En un texto de Freud titulado Lo ominoso (1919), el psicoanalista señala que el término pertenece al orden de lo terrorífico, de lo abominable, de lo que causa horror, angustia. “Lo ominoso es aquella variedad de lo terrorífico que se remonta a lo consabido de antiguo, a lo familiar desde hace largo tiempo” (p. 225).
Según la afirmación anterior, lo ominoso resulta ser una experiencia que angustia justo porque en ella se reconoce una cercanía, una cierta familiaridad. Se habla de una persona ominosa cuando se reconoce en ella atributos de maldad, y la muerte, los cadáveres, las historias de fantasmas y aparecidos son ominosas debido a la relación afectiva con lo vivo y con el destino trágico de su supresión.
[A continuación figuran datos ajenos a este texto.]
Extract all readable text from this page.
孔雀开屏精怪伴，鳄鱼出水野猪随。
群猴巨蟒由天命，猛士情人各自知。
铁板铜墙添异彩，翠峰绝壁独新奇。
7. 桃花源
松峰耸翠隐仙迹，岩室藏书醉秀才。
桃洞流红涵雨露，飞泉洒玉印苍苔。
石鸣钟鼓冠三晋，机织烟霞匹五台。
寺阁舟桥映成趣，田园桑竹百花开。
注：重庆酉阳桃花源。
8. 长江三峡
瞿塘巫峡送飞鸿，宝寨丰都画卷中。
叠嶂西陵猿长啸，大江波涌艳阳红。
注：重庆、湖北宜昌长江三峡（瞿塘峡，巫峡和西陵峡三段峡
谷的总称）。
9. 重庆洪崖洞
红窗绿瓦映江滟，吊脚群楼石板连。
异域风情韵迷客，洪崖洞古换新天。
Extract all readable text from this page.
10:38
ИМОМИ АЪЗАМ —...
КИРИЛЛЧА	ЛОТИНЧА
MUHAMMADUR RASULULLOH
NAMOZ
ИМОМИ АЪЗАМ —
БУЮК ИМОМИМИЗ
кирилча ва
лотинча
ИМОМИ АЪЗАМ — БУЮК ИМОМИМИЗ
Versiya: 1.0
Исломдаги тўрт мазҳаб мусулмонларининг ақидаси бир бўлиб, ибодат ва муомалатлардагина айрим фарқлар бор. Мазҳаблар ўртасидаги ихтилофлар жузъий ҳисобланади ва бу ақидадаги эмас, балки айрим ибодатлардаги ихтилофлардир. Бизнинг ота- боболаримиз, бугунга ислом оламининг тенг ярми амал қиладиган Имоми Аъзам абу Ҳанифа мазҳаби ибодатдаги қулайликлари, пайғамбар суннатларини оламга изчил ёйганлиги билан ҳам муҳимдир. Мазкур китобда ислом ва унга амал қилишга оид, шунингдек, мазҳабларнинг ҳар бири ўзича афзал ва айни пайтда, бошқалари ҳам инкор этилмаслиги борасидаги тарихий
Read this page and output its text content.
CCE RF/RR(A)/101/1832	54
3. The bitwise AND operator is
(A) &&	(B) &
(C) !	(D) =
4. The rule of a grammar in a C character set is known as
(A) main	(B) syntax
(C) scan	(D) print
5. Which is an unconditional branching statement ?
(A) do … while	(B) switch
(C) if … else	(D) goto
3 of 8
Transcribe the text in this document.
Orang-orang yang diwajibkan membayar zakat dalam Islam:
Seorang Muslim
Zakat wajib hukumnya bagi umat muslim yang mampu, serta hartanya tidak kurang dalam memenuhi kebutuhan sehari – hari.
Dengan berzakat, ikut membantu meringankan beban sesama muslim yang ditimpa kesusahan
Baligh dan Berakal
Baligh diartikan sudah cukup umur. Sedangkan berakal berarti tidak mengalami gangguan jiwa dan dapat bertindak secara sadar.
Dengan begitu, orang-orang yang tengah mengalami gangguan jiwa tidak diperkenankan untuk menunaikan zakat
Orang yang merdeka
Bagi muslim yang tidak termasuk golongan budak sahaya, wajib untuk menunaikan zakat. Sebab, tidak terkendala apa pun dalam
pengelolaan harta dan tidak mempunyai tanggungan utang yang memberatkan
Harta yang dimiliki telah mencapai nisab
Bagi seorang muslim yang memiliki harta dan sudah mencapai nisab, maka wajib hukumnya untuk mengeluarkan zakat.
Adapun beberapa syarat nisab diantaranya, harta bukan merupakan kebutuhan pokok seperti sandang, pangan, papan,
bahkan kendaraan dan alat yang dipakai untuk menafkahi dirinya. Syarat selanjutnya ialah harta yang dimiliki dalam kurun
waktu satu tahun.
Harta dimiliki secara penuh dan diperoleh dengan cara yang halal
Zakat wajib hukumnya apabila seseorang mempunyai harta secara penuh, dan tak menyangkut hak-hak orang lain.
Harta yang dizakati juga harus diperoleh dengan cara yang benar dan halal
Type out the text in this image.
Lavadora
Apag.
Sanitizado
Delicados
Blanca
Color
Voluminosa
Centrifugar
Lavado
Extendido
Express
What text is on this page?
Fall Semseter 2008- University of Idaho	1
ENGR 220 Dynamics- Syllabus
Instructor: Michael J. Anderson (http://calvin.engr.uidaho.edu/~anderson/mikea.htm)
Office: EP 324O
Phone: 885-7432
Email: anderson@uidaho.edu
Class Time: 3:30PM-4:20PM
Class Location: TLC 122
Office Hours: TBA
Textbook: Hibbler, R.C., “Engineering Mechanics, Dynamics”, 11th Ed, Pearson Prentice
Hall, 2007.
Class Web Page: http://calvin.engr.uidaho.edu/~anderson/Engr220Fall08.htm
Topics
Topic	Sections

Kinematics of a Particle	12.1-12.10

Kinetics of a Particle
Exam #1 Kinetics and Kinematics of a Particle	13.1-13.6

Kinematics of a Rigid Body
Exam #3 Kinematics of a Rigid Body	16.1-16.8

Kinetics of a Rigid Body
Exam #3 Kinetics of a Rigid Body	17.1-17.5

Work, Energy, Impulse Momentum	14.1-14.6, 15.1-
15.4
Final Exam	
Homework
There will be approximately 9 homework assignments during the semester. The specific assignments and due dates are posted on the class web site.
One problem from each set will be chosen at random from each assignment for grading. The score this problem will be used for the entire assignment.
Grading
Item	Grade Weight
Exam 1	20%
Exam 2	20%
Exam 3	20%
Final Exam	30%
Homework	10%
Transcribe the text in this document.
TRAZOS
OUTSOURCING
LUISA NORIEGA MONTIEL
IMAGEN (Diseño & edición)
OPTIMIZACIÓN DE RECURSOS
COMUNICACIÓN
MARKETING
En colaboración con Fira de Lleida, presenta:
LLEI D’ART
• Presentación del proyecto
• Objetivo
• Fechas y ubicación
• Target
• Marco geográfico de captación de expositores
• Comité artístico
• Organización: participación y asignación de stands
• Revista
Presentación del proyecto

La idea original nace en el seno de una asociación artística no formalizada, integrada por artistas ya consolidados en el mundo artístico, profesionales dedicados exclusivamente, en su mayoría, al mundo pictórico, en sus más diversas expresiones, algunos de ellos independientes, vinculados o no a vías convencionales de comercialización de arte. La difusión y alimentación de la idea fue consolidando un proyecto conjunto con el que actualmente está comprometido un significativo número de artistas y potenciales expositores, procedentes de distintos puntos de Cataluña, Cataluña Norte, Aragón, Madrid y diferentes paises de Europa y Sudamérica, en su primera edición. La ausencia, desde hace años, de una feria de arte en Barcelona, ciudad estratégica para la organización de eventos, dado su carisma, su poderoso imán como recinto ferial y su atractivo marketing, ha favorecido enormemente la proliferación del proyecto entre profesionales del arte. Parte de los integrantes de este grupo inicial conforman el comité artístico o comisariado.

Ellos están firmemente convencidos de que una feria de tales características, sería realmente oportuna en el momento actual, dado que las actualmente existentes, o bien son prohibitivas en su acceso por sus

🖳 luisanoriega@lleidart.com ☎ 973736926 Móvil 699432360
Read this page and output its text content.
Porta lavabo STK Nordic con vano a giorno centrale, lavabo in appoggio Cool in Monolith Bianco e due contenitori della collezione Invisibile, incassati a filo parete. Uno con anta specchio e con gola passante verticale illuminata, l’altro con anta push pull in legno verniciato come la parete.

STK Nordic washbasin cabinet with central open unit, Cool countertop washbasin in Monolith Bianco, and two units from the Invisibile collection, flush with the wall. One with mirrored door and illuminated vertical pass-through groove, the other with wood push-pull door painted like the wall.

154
En cuanto las obras de Pacheco, la pintora nos enfrenta al horror insoportable de contemplar un cuerpo real, sin vida, con sus órganos expuestos o vaciado de ellos. Al respecto, señala Freud que la experiencia de contemplar “miembros expuestos, una cabeza cortada, una mano separada del brazo […] pies que danzan solos […], contienen algo enormemente ominoso, en particular cuando se les atribuye todavía […] una actividad autónoma” (Freud, 1919, p. 243).
En la serie Exiliados del imperio de la razón (figura 1), Pacheco remplaza el tema de la muerte por el de la demencia. Sus imágenes se incorporan al universo de representaciones acerca de la locura y sus manías; en esta fascinación por su representación pictórica se destacan las obras como “La nave de los locos” (1500) de El Bosco, los grabados de Gustave Doré, o “El bufón Calabacillas” (1636) de Velázquez.
La idea de desmesura, ya desarrollada por los griegos a través de la palabra hybris, refiere a un estado emocional, a un pathos experimentado por el alma. En el caso de la pintura, ésta suele ser representada mediante la alusión a lo grotesco y del empleo de formas exageradas, desproporcionadas de los rostros y cuerpos, “el problema mental se traduce pictóricamente mediante recursos tales como el giro forzado de la cabeza, el guiño de los ojos y otras muecas” (Matos, 2013, p. 73).
La artista se concentra en los rostros de sus personajes, son imágenes que logran capturar una expresión, pero al igual que en su serie de cuerpos muertos, los que aquí representa carecen de una identidad, no cuentan ninguna historia. El fondo y plano evitan cualquier posibilidad narrativa, pero al mismo tiempo evocan la idea de encierro, de la condición sombría de instituciones públicas.
En esta estética de la infamia, Pacheco no presenta escenas de instituciones carcelarias, pero las insinúa, es el rostro el que domina casi todo el marco pictórico, como una especie de close up fotográfico, el espectador no tiene más remedio que ver frente los signos del abandono, de la desgracia, o de la muerte.